Dengan ketekunan dan ketelatenan, Robert menambahkan, perusahaan akhirnya melaksanakan audit secara independen dan hasilnya pada 2014 dinyatakan sudah memenuhi standar dan kemudian mendapatkan sertifikat fair trade ikan tuna pertama di dunia. Tetapi, setelah itu, justru tantangan lebih besar datang silih berganti.

“Pada 2015 hingga 2016, banyak kelompok fair trade yang tutup. Itu tantangan besar yang dihadapi, tapi sekarang sudah pulih lagi dan bahkan ada 700 an kelompok yang aktif,” tegas dia.

 

Seorang remaja di Pulau Buru, Maluku, memperlihatkan potongan tuna yang baru diturunkan dari perahu. Sejak program fair trade Yayasan MDPI dipraktikkan, nelayan kecil mulai merasakan dampak positifnya bagi mereka. Foto : Anton Muhajir/Mongabay Indonesia

 

Ketua Komite Fair Trade Tuna Buru, Desa Waprea, Kabupaten Buru Namlea, Provinsi Maluku Rustam Tuharya menyatakan, penerapan prinsip fair trade pada awalnya dirasakan para nelayan sangat memberatkan. Namun, setelah dijalani dengan tekun, justru hasilnya lebih bagus jika dibandingkan dengan sebelumnya.

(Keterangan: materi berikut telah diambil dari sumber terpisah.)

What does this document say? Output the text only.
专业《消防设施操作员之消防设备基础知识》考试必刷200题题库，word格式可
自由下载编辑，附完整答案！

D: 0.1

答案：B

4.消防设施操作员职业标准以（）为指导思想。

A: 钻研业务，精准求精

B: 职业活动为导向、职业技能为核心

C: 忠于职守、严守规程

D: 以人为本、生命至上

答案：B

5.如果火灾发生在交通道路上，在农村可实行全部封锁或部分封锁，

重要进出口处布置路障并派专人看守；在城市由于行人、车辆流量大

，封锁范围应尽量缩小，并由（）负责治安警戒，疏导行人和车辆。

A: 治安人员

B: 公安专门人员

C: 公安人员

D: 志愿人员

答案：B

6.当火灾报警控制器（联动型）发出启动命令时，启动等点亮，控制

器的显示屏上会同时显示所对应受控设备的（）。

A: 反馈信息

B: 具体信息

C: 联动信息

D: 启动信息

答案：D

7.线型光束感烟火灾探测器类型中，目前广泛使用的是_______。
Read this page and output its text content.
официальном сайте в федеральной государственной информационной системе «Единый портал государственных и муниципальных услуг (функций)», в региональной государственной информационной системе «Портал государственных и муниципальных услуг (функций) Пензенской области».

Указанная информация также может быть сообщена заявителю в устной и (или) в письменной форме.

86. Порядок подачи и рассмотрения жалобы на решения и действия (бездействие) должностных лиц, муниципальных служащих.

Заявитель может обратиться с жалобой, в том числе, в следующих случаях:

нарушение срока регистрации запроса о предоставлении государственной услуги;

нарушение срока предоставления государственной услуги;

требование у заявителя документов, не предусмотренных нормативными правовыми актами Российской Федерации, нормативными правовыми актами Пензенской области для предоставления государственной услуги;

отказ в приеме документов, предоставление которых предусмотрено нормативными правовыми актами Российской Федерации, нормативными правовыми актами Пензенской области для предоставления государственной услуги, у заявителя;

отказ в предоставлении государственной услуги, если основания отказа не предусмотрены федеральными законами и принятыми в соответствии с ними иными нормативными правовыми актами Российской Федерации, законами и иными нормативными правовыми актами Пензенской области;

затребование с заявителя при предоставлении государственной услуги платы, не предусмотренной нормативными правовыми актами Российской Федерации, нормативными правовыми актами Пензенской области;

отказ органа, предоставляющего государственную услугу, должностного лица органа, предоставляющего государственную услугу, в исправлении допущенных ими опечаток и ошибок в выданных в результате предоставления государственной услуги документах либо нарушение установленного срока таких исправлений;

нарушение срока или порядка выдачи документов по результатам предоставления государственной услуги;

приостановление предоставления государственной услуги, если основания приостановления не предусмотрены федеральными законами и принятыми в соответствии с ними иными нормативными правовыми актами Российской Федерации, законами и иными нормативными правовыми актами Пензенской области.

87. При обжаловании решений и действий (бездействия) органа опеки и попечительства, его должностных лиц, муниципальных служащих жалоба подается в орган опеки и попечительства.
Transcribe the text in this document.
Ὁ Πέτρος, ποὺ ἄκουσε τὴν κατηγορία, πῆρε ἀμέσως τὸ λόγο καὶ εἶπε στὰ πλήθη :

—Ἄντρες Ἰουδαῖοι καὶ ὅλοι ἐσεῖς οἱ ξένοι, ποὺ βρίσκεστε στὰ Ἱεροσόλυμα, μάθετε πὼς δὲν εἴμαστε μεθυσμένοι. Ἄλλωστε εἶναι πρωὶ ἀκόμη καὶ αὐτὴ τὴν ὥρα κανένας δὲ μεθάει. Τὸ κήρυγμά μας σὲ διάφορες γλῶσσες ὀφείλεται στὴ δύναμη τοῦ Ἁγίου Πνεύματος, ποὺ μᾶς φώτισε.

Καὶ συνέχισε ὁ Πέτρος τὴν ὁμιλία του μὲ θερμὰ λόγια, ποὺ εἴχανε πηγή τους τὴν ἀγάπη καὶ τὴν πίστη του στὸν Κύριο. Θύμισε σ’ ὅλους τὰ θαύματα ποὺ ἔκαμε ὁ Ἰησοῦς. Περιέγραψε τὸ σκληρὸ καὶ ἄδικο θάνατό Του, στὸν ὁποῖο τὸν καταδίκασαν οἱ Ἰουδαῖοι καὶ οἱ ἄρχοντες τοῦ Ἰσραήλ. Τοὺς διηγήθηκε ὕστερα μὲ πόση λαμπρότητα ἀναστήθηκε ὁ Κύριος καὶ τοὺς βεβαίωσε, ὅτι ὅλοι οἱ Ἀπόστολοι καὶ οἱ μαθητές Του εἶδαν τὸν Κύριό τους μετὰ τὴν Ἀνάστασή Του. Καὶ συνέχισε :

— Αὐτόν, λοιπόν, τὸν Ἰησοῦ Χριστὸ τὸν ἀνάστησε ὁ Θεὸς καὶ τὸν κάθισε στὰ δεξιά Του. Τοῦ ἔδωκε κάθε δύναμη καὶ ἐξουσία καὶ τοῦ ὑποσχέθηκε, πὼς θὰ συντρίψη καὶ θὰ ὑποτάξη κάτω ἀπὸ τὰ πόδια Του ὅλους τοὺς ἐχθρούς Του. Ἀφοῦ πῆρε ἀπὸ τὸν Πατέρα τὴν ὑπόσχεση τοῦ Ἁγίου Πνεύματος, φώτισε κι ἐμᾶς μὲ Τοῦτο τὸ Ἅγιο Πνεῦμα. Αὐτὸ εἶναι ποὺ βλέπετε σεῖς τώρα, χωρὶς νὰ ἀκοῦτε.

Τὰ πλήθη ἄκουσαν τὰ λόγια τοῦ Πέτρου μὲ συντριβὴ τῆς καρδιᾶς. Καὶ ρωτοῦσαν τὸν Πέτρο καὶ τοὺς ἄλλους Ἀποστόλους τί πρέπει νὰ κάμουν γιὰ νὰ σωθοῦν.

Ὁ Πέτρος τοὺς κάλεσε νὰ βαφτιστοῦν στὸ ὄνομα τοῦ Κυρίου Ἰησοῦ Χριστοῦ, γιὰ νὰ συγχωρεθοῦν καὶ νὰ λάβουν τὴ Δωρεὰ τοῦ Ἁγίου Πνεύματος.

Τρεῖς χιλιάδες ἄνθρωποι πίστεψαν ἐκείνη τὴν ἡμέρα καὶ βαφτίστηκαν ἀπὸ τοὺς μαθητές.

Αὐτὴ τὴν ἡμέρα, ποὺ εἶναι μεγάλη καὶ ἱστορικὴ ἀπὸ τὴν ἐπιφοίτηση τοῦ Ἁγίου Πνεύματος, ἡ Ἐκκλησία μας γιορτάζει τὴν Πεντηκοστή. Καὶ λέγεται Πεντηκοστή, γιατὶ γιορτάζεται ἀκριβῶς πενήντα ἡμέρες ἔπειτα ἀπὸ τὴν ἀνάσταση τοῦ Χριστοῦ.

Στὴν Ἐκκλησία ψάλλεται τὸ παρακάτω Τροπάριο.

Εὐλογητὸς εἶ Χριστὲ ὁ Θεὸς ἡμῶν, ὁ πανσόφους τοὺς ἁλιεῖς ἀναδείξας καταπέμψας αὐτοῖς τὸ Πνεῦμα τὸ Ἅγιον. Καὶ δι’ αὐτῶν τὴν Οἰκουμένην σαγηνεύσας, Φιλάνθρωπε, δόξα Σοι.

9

“Pada 2014 baru terbentuk kelompok. Kita mendapatkan pelatihan tentang perikanan berkelanjutan. Dari situ, kita jadi tahu harus bagaimana ketika di laut, lebih baik lagi dan efisien,” ungkap pria 47 tahun itu.

Dari berkelompok, Rustam mengaku sudah biasa menerapkan batas minimun untuk setiap produk yang ditangkap seperti tuna yang dibatasi minimal ukuran 100 cm. Kemudian, hasil tangkapan itu dijual ke pemasok untuk perusahaan PT Harta Samudera dan hasil penjualannya dikelola dengan baik untuk kebutuhan hidup.

“Pengelolaan keuangan juga kita belajar dari berkelompok, karena kita diajarkan bagaimana cara mengelola yang baik,” tandas dia.